"La France a besoin d’un gouvernement d’experts" : l'appel d'Olivier Lluansi
Nous sommes dans une crise gouvernementale, voire de régime. Cela est-il si étonnant ? Les travaux sur la renaissance industrielle de notre pays m’ont conduit les mois derniers à être sollicité, pour passer des auditions, partager des propositions et même pour relire des ébauches de projets politiques en vue de la présidentielle de 2027.
L’impression qui en résulte est simple à exprimer : ces projets peinent à convaincre, car ils paraissent soit à côté, soit en deçà de ce qui est nécessaire, souvent sur les questions de circularité ou de souveraineté. Il est vrai que notre paradigme a profondément changé. La majorité des limites planétaires sont dépassées. La guerre est aux portes de l’Europe, laquelle est reléguée au second plan aussi bien technologiquement que numériquement.
Notre politique de l’offre est submergée par un tsunami de dumping social, environnemental et économique. Le monde est fait et défait par des "deals" fondés sur le rapport de force, et non plus sur les compromis diplomatiques "gagnant-gagnant" du multilatéralisme.
Dès lors, notre projet collectif doit, lui aussi, évoluer. On ne peut pas rester empêché par les credo des années 1990, la victoire de la "démocratie de marché", une gouvernance mondiale idéalisée et fondée sur l’interdépendance économique telle que la rêvait Jean Monnet, ou par les modèles des Accords de Paris pour les enjeux environnementaux. Or, et c’est bien le problème, ni la "génération X", la mienne, ni les suivantes n’ont vraiment exploré d’autres pistes.
Sommes-nous alors dans l’impasse ?
Nous le sommes, même si ce n’est que temporaire. En effet, tous les partis politiques, notamment ceux de l’arc dit "républicain", et leurs laboratoires d’idées semblent à la peine, désorientés par un réel en pleine transition, à la fois mouvant et violent, que nous n’assumons, ni ne maîtrisons.
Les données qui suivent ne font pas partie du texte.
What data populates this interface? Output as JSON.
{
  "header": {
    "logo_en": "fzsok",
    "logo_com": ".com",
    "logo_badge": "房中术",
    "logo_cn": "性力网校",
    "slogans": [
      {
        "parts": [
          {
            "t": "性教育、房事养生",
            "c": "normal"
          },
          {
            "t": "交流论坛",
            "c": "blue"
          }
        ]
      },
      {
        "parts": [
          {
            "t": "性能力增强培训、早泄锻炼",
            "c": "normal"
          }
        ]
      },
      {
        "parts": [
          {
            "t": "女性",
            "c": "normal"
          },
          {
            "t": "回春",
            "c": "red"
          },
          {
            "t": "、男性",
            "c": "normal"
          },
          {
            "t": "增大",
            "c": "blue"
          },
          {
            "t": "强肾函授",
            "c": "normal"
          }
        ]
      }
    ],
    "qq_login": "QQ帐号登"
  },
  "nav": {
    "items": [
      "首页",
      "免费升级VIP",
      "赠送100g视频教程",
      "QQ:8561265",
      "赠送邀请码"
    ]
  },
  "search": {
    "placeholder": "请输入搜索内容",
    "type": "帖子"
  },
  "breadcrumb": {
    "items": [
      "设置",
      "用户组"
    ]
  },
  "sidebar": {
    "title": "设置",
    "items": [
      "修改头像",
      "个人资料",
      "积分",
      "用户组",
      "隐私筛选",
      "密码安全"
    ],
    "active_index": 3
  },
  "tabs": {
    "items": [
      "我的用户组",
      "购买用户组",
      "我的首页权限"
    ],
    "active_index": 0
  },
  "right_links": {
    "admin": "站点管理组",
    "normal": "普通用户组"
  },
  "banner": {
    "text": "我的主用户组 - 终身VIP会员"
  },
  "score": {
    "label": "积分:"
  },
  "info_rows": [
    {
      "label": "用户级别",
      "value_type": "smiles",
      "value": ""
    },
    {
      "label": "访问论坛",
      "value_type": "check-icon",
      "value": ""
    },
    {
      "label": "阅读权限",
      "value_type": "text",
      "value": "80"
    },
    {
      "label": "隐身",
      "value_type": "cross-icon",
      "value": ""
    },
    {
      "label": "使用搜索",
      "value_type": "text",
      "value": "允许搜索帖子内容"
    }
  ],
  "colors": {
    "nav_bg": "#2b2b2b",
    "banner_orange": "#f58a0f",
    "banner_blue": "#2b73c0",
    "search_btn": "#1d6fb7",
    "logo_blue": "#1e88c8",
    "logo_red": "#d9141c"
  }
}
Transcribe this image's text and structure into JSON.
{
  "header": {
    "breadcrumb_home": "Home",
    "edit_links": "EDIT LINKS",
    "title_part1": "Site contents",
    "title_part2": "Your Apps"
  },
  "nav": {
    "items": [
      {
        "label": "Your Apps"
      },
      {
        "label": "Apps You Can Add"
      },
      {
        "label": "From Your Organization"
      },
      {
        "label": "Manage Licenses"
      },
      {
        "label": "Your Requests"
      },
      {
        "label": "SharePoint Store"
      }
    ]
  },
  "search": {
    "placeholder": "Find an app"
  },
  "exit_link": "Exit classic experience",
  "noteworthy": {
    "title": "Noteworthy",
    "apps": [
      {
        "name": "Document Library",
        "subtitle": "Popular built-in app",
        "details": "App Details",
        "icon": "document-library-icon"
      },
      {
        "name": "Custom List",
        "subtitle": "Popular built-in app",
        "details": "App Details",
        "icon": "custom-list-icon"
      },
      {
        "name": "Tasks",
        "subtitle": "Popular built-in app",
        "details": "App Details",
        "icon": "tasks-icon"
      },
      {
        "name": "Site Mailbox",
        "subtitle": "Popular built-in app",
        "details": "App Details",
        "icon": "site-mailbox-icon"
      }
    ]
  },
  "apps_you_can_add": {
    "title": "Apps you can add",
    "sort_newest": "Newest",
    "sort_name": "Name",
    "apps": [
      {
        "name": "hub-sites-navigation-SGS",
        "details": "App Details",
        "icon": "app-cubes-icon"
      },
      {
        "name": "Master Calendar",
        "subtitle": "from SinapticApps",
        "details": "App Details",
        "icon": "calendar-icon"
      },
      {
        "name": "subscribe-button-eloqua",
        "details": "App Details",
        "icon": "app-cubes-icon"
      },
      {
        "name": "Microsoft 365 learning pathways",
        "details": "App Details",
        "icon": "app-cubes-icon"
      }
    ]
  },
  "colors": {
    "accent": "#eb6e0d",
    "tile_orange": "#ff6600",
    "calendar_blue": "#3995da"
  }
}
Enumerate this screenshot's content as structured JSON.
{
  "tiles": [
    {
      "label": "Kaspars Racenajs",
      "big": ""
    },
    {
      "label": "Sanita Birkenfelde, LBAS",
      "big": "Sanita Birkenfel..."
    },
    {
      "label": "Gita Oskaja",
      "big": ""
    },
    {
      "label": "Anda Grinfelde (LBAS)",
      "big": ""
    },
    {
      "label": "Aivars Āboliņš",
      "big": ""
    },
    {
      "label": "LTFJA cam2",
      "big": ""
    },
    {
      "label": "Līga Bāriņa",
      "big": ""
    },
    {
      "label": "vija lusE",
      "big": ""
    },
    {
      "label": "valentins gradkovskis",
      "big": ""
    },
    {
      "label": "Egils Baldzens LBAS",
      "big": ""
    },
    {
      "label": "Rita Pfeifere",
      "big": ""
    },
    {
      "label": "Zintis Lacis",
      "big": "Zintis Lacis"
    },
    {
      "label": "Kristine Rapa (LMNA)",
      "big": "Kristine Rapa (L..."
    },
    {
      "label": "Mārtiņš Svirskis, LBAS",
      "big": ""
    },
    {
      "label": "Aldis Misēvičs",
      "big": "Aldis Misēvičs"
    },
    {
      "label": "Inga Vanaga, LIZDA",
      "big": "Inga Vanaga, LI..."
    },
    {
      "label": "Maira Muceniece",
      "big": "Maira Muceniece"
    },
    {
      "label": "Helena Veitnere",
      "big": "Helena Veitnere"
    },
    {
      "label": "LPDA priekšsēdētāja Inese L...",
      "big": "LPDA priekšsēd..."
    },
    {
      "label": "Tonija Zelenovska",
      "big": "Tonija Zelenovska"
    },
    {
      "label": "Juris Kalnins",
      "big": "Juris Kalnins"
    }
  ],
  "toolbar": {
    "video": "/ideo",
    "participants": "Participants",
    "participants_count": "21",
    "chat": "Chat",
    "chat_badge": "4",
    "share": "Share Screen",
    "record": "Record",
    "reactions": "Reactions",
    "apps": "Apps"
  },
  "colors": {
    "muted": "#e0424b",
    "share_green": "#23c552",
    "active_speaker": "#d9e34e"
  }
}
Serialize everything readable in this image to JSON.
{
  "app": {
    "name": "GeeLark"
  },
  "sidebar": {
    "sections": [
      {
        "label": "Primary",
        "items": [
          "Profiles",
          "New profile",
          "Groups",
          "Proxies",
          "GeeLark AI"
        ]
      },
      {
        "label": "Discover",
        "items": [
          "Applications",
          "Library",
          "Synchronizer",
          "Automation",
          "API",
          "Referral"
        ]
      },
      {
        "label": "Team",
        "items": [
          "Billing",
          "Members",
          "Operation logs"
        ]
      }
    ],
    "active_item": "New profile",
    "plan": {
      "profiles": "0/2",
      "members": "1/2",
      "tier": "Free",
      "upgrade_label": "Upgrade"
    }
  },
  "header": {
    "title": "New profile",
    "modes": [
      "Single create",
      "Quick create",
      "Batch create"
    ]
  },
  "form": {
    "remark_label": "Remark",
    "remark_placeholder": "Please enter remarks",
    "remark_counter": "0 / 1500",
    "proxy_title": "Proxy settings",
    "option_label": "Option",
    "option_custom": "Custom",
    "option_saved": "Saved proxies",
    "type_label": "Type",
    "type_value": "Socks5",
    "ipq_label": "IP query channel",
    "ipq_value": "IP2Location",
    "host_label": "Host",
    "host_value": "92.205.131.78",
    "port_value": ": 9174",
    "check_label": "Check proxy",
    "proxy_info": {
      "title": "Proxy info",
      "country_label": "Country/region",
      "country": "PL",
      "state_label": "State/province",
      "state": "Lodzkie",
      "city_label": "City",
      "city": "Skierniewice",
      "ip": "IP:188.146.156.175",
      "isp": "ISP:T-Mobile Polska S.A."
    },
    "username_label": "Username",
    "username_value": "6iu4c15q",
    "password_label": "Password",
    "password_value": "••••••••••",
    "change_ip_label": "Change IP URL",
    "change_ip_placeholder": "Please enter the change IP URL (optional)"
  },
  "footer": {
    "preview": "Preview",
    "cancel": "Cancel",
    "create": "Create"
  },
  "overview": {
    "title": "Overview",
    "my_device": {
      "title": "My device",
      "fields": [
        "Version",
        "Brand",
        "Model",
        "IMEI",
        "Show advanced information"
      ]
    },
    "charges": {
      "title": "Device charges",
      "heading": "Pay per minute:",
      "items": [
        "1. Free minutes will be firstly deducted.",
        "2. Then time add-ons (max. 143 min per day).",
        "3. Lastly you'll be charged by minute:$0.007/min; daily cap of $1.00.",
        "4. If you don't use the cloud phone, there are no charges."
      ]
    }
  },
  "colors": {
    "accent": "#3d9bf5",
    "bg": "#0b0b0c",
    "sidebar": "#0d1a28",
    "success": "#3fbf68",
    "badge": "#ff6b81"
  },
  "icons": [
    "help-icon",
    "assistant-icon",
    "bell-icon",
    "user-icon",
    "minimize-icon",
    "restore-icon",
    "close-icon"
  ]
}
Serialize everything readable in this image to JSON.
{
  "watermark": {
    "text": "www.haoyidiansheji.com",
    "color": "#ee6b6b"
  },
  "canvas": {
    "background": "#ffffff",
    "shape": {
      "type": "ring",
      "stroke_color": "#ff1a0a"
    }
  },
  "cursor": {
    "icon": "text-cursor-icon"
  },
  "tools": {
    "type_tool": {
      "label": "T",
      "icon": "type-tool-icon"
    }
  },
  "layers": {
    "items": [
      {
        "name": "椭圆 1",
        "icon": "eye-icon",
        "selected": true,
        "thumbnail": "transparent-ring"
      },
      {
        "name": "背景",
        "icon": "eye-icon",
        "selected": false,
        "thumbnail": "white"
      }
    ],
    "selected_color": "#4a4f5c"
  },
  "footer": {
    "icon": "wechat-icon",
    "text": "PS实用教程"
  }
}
Ils se réfugient, à défaut de projet, dans une aspiration "gaullienne" : celle de l’homme providentiel ou de la femme salutaire. Mais ce mythe n’est-il pas, lui aussi, défunt avec les dernières élections et les récents événements ? Combien y ont cru et combien sont aujourd’hui déçus voire en colère ?
Dans ces conditions, pourquoi ne pas imaginer, en alternative aux partis politiques, un gouvernement qui rassemble un collectif de personnalités issues de la société civile et économique, sans affinités politiques ni philosophiques, sans objectif de conquête immédiate du pouvoir.
Forts de leurs convictions, ces citoyens engagés seraient alors en mesure de s’écarter du prêt-à-penser et capables de débattre pour explorer les possibles dans un monde incertain, et peut-être capables d’entraîner une solidarité véritable entre les différentes composantes de la nation lorsque le débat est aussi tranché.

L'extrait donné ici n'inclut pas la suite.